MAY 1962: BAHIA BLANCA FLAP
The launch of the Navy’s Permanent Commission for Studies of the UFO Phenomenon, headed by Capt. Pagani, was triggered by a UFO wave centered around Bahia Blanca, a city in the southern part of Buenos Aires province, in May 1962. The sightings began on May 11 and continued on May 13, 18, 21 and 22. The Navy’s top admiral in the area and his entourage were among the witnesses. A May 25 CIA report monitoring the foreign media mentions one case:
“The appearance of unidentified flying objects over the city of Bahia Blanca is causing the most varied comment among the people there. The most extraordinary occurrence was on 21 May when many people observed a strange luminous body suspended for several minutes over the city, and then saw it disappear quickly. A local photographer was able to take two pictures of the object, which looks like a luminous oval on the print. The Cordoba Astronomical Observatory is compiling data about this phenomenon which has been observed in other regions of Argentina, although not as clearly as in Bahia Blanca.”

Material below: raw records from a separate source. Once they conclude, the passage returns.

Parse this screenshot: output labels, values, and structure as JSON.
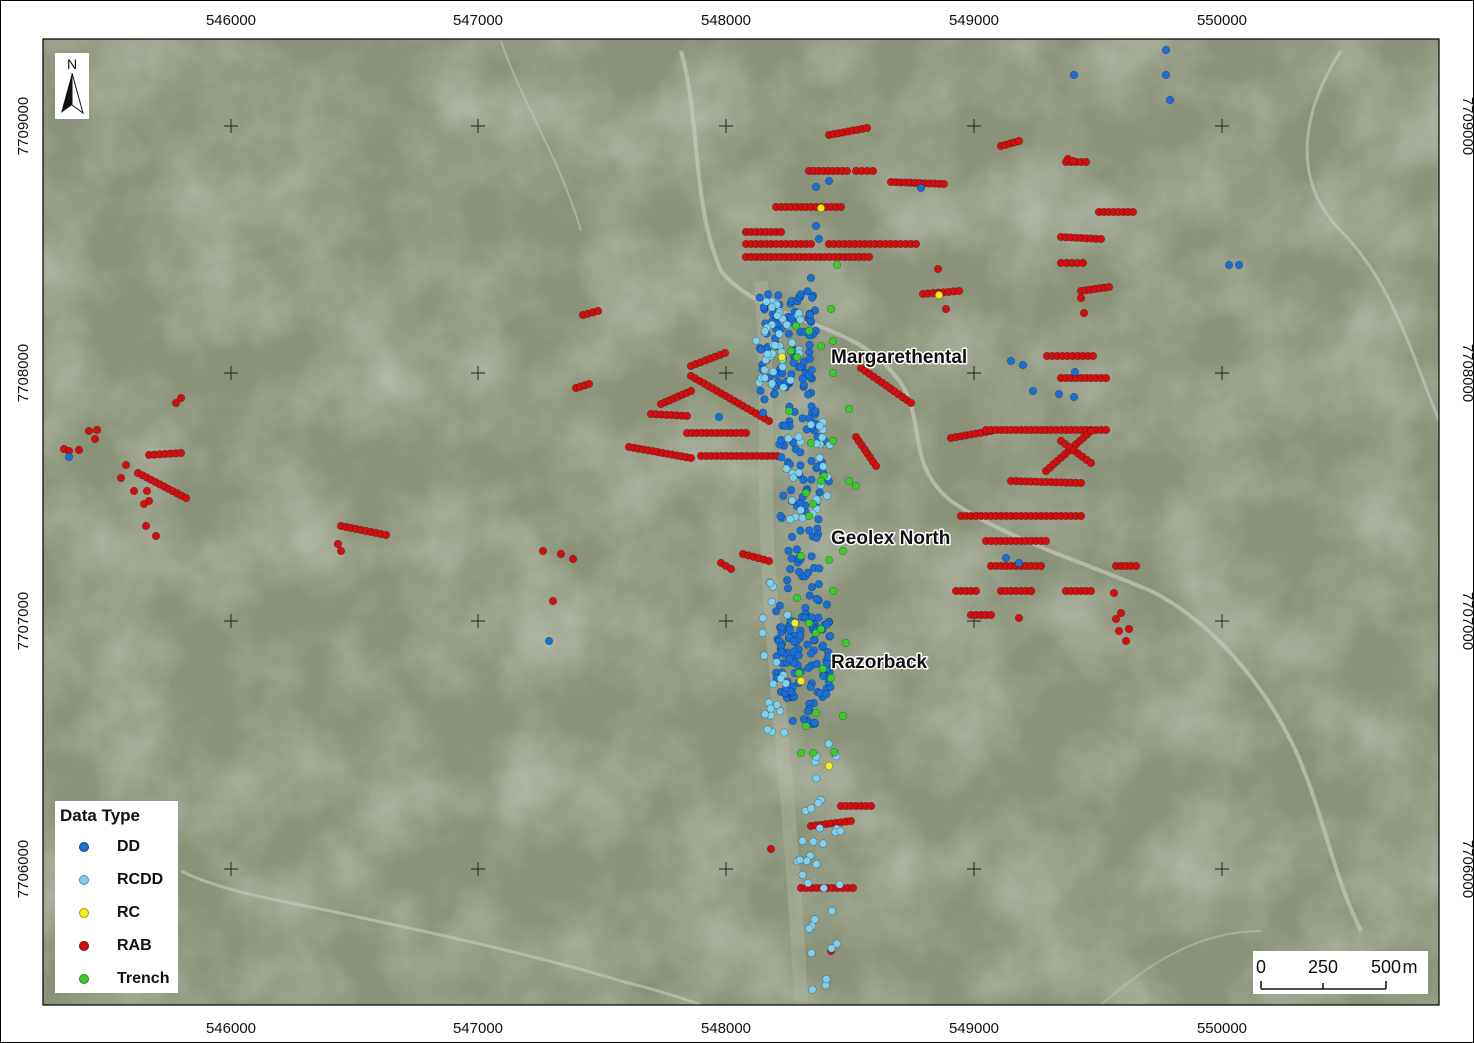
{
  "map": {
    "x_ticks": [
      "546000",
      "547000",
      "548000",
      "549000",
      "550000"
    ],
    "y_ticks": [
      "7709000",
      "7708000",
      "7707000",
      "7706000"
    ],
    "places": [
      "Margarethental",
      "Geolex North",
      "Razorback"
    ]
  },
  "north_arrow": {
    "label": "N"
  },
  "legend": {
    "title": "Data Type",
    "items": [
      {
        "label": "DD",
        "color": "#1a6fd6"
      },
      {
        "label": "RCDD",
        "color": "#7fd0ee"
      },
      {
        "label": "RC",
        "color": "#f2ee1c"
      },
      {
        "label": "RAB",
        "color": "#d01010"
      },
      {
        "label": "Trench",
        "color": "#3ccc2a"
      }
    ]
  },
  "scale_bar": {
    "labels": [
      "0",
      "250",
      "500"
    ],
    "unit": "m"
  },
  "colors": {
    "dd": "#1a6fd6",
    "rcdd": "#7fd0ee",
    "rc": "#f2ee1c",
    "rab": "#d01010",
    "trench": "#3ccc2a",
    "terrain": "#8a9379"
  }
}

On May 22, a formation of aircraft from the Naval Air Station Comandante Espora encountered several UFOs for 35 minutes. A 2-page “Confidential Official UFO Report” from the base, signed by Captain Sanchez Moreno, provides all the pertinent data [see Document]. The incident began at 7:10 PM with a first sighting by a student pilot. “At 7:20 PM,” continued the memo, “another student pilot flying at 4000 feet, reported that his tail section was suddenly illuminated by an object located behind his plane. A luminous UFO then flew under his plane, vanishing out of sight among the lights of the city [Bahia Blanca]. During this observation his radio ceased to function.” At 7:30 PM, the flight instructor, Lt. Galdos, also reported an “orange luminous disc” over the city. At 7:45 PM, officers at the Control Tower observed “a luminous object that was approximately ten degrees altitude above the horizon. The UFO was moving vertically and horizontally and 15 seconds later disappeared into the horizon.”

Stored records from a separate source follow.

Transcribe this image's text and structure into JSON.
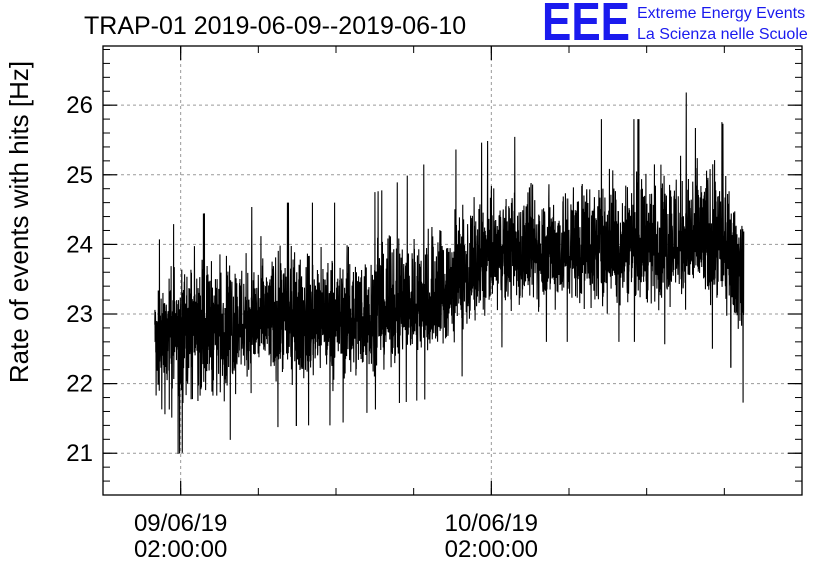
{
  "logo": {
    "mark": "EEE",
    "line1": "Extreme Energy Events",
    "line2": "La Scienza nelle Scuole",
    "color": "#1a1aee"
  },
  "chart_data": {
    "type": "line",
    "title": "TRAP-01 2019-06-09--2019-06-10",
    "xlabel": "",
    "ylabel": "Rate of events with hits [Hz]",
    "ylim": [
      20.4,
      26.85
    ],
    "xlim": [
      "2019-06-08 20:00:00",
      "2019-06-11 02:00:00"
    ],
    "y_ticks": [
      21,
      22,
      23,
      24,
      25,
      26
    ],
    "x_ticks": [
      {
        "x": "2019-06-09 02:00:00",
        "date_label": "09/06/19",
        "time_label": "02:00:00"
      },
      {
        "x": "2019-06-10 02:00:00",
        "date_label": "10/06/19",
        "time_label": "02:00:00"
      }
    ],
    "grid": true,
    "line_color": "#000000",
    "series": [
      {
        "x": [
          "2019-06-09 00:00:00",
          "2019-06-09 02:00:00",
          "2019-06-09 06:00:00",
          "2019-06-09 10:00:00",
          "2019-06-09 14:00:00",
          "2019-06-09 18:00:00",
          "2019-06-09 22:00:00",
          "2019-06-10 02:00:00",
          "2019-06-10 06:00:00",
          "2019-06-10 10:00:00",
          "2019-06-10 14:00:00",
          "2019-06-10 18:00:00",
          "2019-06-10 20:00:00",
          "2019-06-10 21:30:00"
        ],
        "y": [
          22.7,
          22.8,
          22.9,
          22.9,
          22.9,
          23.0,
          23.2,
          23.8,
          23.9,
          23.9,
          24.0,
          24.0,
          23.9,
          23.8
        ],
        "y_low": [
          20.9,
          21.0,
          21.2,
          21.4,
          21.4,
          21.7,
          21.8,
          22.5,
          22.6,
          22.6,
          22.6,
          22.5,
          22.5,
          21.7
        ],
        "y_high": [
          24.0,
          24.4,
          24.5,
          24.6,
          24.6,
          24.8,
          25.3,
          25.5,
          25.6,
          25.8,
          25.8,
          26.3,
          25.7,
          24.5
        ]
      }
    ]
  }
}
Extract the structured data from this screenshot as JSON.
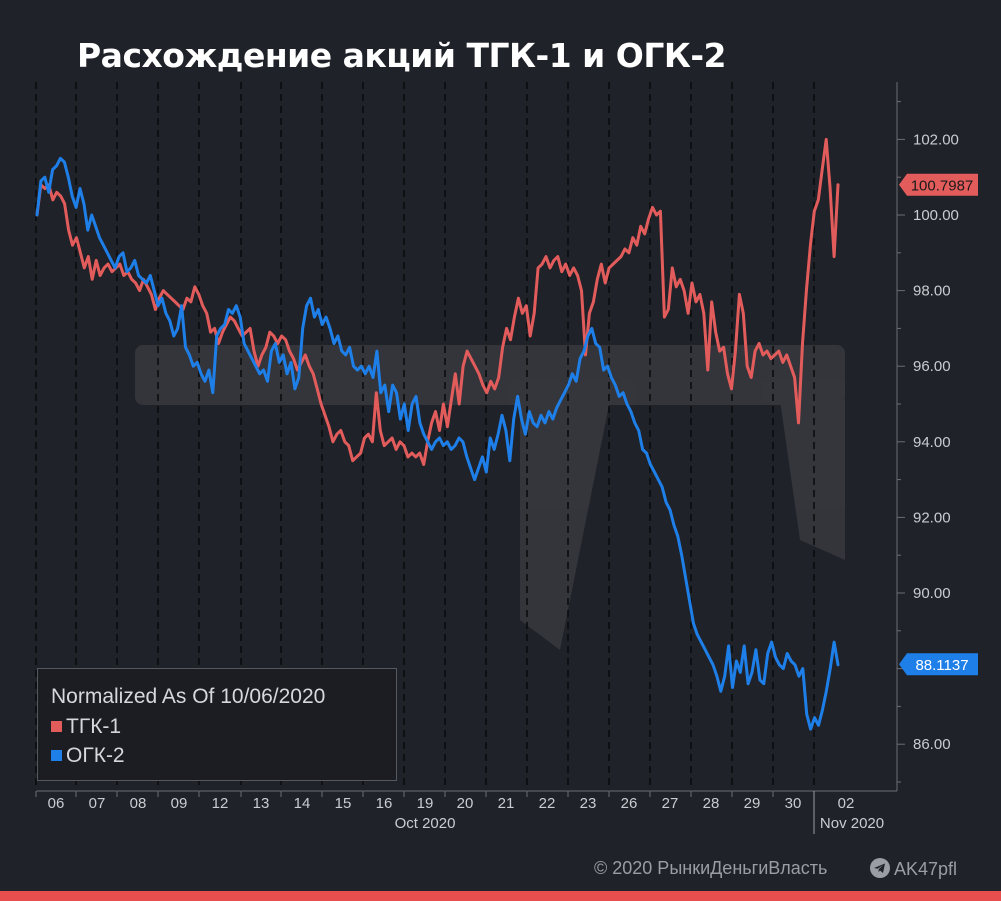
{
  "title": "Расхождение акций ТГК-1 и ОГК-2",
  "footer": {
    "copyright": "© 2020  РынкиДеньгиВласть",
    "channel": "AK47pfl",
    "channel_icon": "telegram-icon"
  },
  "chart_data": {
    "type": "line",
    "legend": {
      "title": "Normalized As Of 10/06/2020",
      "placement": "bottom-left"
    },
    "x_ticks": [
      "06",
      "07",
      "08",
      "09",
      "12",
      "13",
      "14",
      "15",
      "16",
      "19",
      "20",
      "21",
      "22",
      "23",
      "26",
      "27",
      "28",
      "29",
      "30",
      "02"
    ],
    "x_month_labels": [
      "Oct 2020",
      "Nov 2020"
    ],
    "y_ticks": [
      "102.00",
      "100.00",
      "98.00",
      "96.00",
      "94.00",
      "92.00",
      "90.00",
      "88.00",
      "86.00"
    ],
    "ylim": [
      85,
      103.5
    ],
    "grid": "vertical dashed",
    "series": [
      {
        "name": "ТГК-1",
        "color": "#e35c5c",
        "last_value": "100.7987",
        "values": [
          100.0,
          100.8,
          100.7,
          100.8,
          100.4,
          100.6,
          100.5,
          100.3,
          99.6,
          99.2,
          99.4,
          99.0,
          98.6,
          98.9,
          98.3,
          98.8,
          98.4,
          98.6,
          98.7,
          98.5,
          98.6,
          98.7,
          98.4,
          98.5,
          98.3,
          98.2,
          98.0,
          98.3,
          98.1,
          97.9,
          97.5,
          97.8,
          98.0,
          97.9,
          97.8,
          97.7,
          97.6,
          97.5,
          97.8,
          97.7,
          98.1,
          97.9,
          97.6,
          97.4,
          96.9,
          97.0,
          96.6,
          96.9,
          97.1,
          97.3,
          97.2,
          97.0,
          96.8,
          96.9,
          97.0,
          96.4,
          96.0,
          96.3,
          96.5,
          96.9,
          96.8,
          96.6,
          96.8,
          96.7,
          96.4,
          96.2,
          95.9,
          96.1,
          96.3,
          96.0,
          95.8,
          95.4,
          95.0,
          94.7,
          94.4,
          94.0,
          94.2,
          94.3,
          94.0,
          93.9,
          93.5,
          93.6,
          93.7,
          94.1,
          94.2,
          94.0,
          95.3,
          94.3,
          93.9,
          94.0,
          94.1,
          93.8,
          94.0,
          93.9,
          93.6,
          93.7,
          93.6,
          93.7,
          93.4,
          94.0,
          94.5,
          94.8,
          94.3,
          95.0,
          94.4,
          95.1,
          95.8,
          95.0,
          96.0,
          96.4,
          96.2,
          96.0,
          95.8,
          95.5,
          95.3,
          95.6,
          95.4,
          95.7,
          96.5,
          97.0,
          96.7,
          97.3,
          97.8,
          97.4,
          97.6,
          96.8,
          97.4,
          98.6,
          98.7,
          98.9,
          98.6,
          98.8,
          98.9,
          98.5,
          98.7,
          98.4,
          98.6,
          98.4,
          98.0,
          96.3,
          97.4,
          97.7,
          98.3,
          98.7,
          98.2,
          98.6,
          98.7,
          98.8,
          98.9,
          99.1,
          99.0,
          99.4,
          99.2,
          99.7,
          99.5,
          99.9,
          100.2,
          100.0,
          100.1,
          97.3,
          97.5,
          98.6,
          98.1,
          98.3,
          98.0,
          97.4,
          98.2,
          97.7,
          97.9,
          97.4,
          95.9,
          97.7,
          96.9,
          96.4,
          96.5,
          95.8,
          95.4,
          96.4,
          97.9,
          97.4,
          96.0,
          95.7,
          96.4,
          96.6,
          96.3,
          96.4,
          96.2,
          96.3,
          96.4,
          96.1,
          96.3,
          96.0,
          95.7,
          94.5,
          96.6,
          98.0,
          99.2,
          100.1,
          100.4,
          101.2,
          102.0,
          100.7,
          98.9,
          100.8
        ]
      },
      {
        "name": "ОГК-2",
        "color": "#1f7fe8",
        "last_value": "88.1137",
        "values": [
          100.0,
          100.9,
          101.0,
          100.6,
          101.2,
          101.3,
          101.5,
          101.4,
          101.0,
          100.5,
          100.2,
          100.7,
          100.3,
          99.6,
          100.0,
          99.7,
          99.4,
          99.2,
          99.0,
          98.8,
          98.6,
          98.9,
          99.0,
          98.5,
          98.6,
          98.8,
          98.4,
          98.3,
          98.2,
          98.4,
          98.0,
          97.6,
          97.8,
          97.4,
          97.2,
          96.8,
          97.0,
          97.6,
          96.5,
          96.3,
          96.0,
          96.1,
          95.8,
          95.6,
          95.9,
          95.3,
          96.8,
          97.0,
          97.1,
          97.5,
          97.4,
          97.6,
          97.3,
          96.6,
          96.4,
          96.2,
          96.0,
          95.8,
          95.9,
          95.6,
          96.4,
          96.6,
          96.1,
          96.3,
          95.8,
          96.1,
          95.4,
          95.7,
          97.0,
          97.6,
          97.8,
          97.3,
          97.5,
          97.1,
          97.3,
          97.0,
          96.6,
          96.8,
          96.4,
          96.3,
          96.5,
          96.0,
          95.9,
          96.0,
          95.8,
          96.0,
          95.7,
          96.4,
          95.3,
          95.5,
          94.8,
          95.5,
          95.3,
          94.6,
          95.0,
          94.3,
          95.0,
          95.2,
          94.5,
          94.2,
          94.0,
          93.8,
          94.0,
          94.1,
          93.9,
          94.0,
          93.8,
          93.9,
          94.1,
          94.0,
          93.6,
          93.3,
          93.0,
          93.3,
          93.6,
          93.2,
          94.1,
          93.8,
          94.2,
          94.7,
          94.3,
          93.5,
          94.6,
          95.2,
          94.6,
          94.2,
          94.8,
          94.5,
          94.4,
          94.7,
          94.5,
          94.8,
          94.6,
          94.9,
          95.1,
          95.3,
          95.5,
          95.8,
          95.6,
          96.2,
          96.4,
          96.8,
          97.0,
          96.6,
          96.5,
          95.9,
          96.0,
          95.7,
          95.5,
          95.2,
          95.3,
          95.0,
          94.8,
          94.5,
          94.3,
          93.8,
          93.7,
          93.4,
          93.2,
          93.0,
          92.8,
          92.4,
          92.2,
          91.8,
          91.5,
          91.0,
          90.4,
          89.8,
          89.2,
          88.9,
          88.7,
          88.5,
          88.3,
          88.1,
          87.8,
          87.4,
          87.8,
          88.6,
          87.5,
          88.2,
          87.9,
          88.6,
          87.6,
          87.9,
          88.5,
          87.7,
          87.6,
          88.4,
          88.7,
          88.3,
          88.1,
          88.0,
          88.4,
          88.2,
          88.1,
          87.8,
          88.0,
          86.8,
          86.4,
          86.7,
          86.5,
          86.9,
          87.4,
          88.0,
          88.7,
          88.1
        ]
      }
    ]
  }
}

There was no denying the incident since, the memo adds, “the Commander of the Naval Base at Puerto Belgrano, Rear Admiral Eladio M. Vazquez, also declared that he clearly saw a strange luminous object in space that night. Rear Admiral Vazquez was in the company of Captain Aldo Molinari, second-in-command of the naval zone, who was also a witness to the emotional experience. Both were waiting in Espora for a U.S. military mission when they saw the unidentified flying craft. With the objective to collect detail about the incident, the Department of the Navy sent a delegation by Captain Dr. Constantino Nuñez to the city of Bahia Blanca. The detection or sighting of the UFO by military personnel was kept in rigorous secrecy.” Argentina’s Naval Intelligence Service published a 26-page booklet entitled, “Questionnaire of Technical Information about Unidentified Flying Objects O.V.N.I.” (Spanish acronym for UFO). It is basically a Spanish translation of the standard reporting UFO form used at the time by the USAF Project Blue Book.